Por Waldir Bertúlio*
O Governo Federal, dos tempos de Getúlio Vargas, decidiu extinguir o Território do Iguaçu (entre Paraná e Santa Catarina). Havia também o Território de Ponta Porã, que ocupava áreas desde a hoje grande Dourados até as fronteiras com o Paraguai. O então parlamentar João Ponce de Arruda, sub-repticiamente insere na lei a ser votada, também o território de Ponta Porã. Extinguiram os dois territórios em uma só canetada e votação. Equipe do Governo do Estado foi receber o acervo dos territórios, chefiada por Arquimedes Pereira Lima. Dourados e mais sete municípios pertenciam ao território de Ponta Porã.

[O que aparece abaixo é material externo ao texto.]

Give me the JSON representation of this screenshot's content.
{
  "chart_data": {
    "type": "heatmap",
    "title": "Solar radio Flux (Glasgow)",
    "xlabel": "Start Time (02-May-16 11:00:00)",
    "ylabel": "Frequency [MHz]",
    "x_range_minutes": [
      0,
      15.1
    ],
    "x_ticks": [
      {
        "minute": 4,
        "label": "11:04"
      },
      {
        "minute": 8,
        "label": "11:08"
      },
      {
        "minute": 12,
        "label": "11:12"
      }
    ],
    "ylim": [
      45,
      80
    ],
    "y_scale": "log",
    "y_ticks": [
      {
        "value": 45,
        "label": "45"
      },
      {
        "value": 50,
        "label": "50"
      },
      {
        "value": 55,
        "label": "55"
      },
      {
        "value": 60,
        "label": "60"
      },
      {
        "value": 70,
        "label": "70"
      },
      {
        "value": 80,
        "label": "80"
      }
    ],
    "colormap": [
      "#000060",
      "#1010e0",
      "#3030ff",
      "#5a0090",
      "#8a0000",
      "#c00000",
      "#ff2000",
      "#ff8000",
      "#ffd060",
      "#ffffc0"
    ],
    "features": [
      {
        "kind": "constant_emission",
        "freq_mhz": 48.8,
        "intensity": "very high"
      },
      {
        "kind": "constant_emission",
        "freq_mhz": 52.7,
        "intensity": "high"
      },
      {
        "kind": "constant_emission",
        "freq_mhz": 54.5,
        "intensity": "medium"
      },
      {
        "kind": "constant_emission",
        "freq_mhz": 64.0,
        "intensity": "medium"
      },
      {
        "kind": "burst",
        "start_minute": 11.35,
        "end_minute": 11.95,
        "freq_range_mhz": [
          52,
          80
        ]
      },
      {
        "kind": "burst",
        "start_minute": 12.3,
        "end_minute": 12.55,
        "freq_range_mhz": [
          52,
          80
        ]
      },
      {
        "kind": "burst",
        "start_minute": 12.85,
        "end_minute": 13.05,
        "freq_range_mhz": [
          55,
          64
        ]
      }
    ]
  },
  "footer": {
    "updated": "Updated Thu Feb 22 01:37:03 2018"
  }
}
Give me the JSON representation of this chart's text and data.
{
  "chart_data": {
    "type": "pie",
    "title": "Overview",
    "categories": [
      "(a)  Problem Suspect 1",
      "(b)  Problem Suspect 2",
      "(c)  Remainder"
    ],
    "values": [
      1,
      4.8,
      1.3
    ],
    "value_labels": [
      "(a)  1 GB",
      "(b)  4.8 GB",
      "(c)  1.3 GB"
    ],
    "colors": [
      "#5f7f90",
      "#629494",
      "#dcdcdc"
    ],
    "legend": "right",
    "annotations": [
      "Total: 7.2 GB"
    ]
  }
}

João Augusto Capilé Junior era Prefeito de Dourados, assumindo a gestão no lugar de Carvalinho, a quem apoiou na eleição a prefeito. Para assumir a prefeitura, renuncia ao mandato de Vereador, ao qual foi eleito com o maior sufrágio de votos, tendo comandado a prefeitura de Dourados por duas gestões. Mais conhecido como Sinjão Capilé, defendia princípios de austeridade, inovação e progresso para o município. Aqueles tempos eram de enfrentamento pesado na política, onde a violência e a briga entre clãs e grupos políticos eram duras e sangrentas. Uma das inovações era o planejamento, a transparência no uso dos recursos públicos. Os oponentes políticos lutavam permanentemente para encontrar algo que desgastasse ou maculasse seu nome na gestão do município de Dourados.
Nada encontrando, denunciaram como desvio, o desaparecimento de uma simples “bigorna” de ferreiro que existia na Usina a óleo diesel que fornecia luz para a cidade. Denúncia: roubaram a bigorna, outra, que o gestor da Usina era compadre do então prefeito, por isso, “mancomunados”. A equipe do Governo deu oficialmente como extraviada a bigorna, que tentavam como a única prova frágil de possível desvio. Sua gestão foi ilibada. Ele tinha concretizado através da proposta encaminhada pelo parlamentar Dr. Camilo a criação do município de Itaporã. Ativista de um projeto de colonização pública, foi fundador da Colônia de Dourados. Veio de vez para Cuiabá em 1961, ocupando vários cargos públicos. Pensou e implementou projetos de colonização para pequenos e médios agricultores. Um sonhador com pés no chão, sabendo sobretudo, que a política é jogo duro e pesado. Exímio articulador político, conduziu uma proposta de modernização e rigor na gestão pública.
Mas, o que é encantador na história de vida de Sinjão Capilé? A compreensão essencial de que na política, no jogo político, é que se expressam as decisões que podem melhorar a vida da população com a boa gestão pública. Caminhou com sua experiência, conhecimento e persistência, em uma pedagogia política do convencimento sobre o caráter público das representações políticas. Culto, literato, sóbrio e crítico nos embates e conflitos políticos. Como pensador, manteve crítica radical aos valores da sociedade e seu confronto com uma filosofia de vida que veio reduzindo implacavelmente os valores humanos e éticos. Dizia, temos que procurar em nossas condições, buscar os espaços socialmente disponíveis. Temos que desafiar a realidade, na audácia suficiente para que não fiquemos fingindo de acreditar ingenuamente que as realizações podem estar ali, prontas e completas. É preciso construí-las, e sem esperança e crença, isto não seria possível. Nos últimos tempos aguçou sua preocupação com os destinos do Brasil, especialmente dos dois Mato Grosso com a necessidade do progresso e o empobrecimento profundo da representação política.
Dizia, tenho saudade sim do passado, mas é o futuro que nos espera. Sua inquietude: como parar e reabilitar a feroz máquina de moer governamental que coloca a política em descrédito e no fundo do poço? Sinjão Capilé completaria hoje 100 anos de idade, deixou este plano há nove meses atrás. Seguiu acreditando no caminho da redenção política, do crescimento e do progresso sócio econômico. Sem dúvida, um homem à frente dos seus tempos vividos. Com a certeza da mudança no tempo presente!
*Waldir Bertulio é professor da UFMT.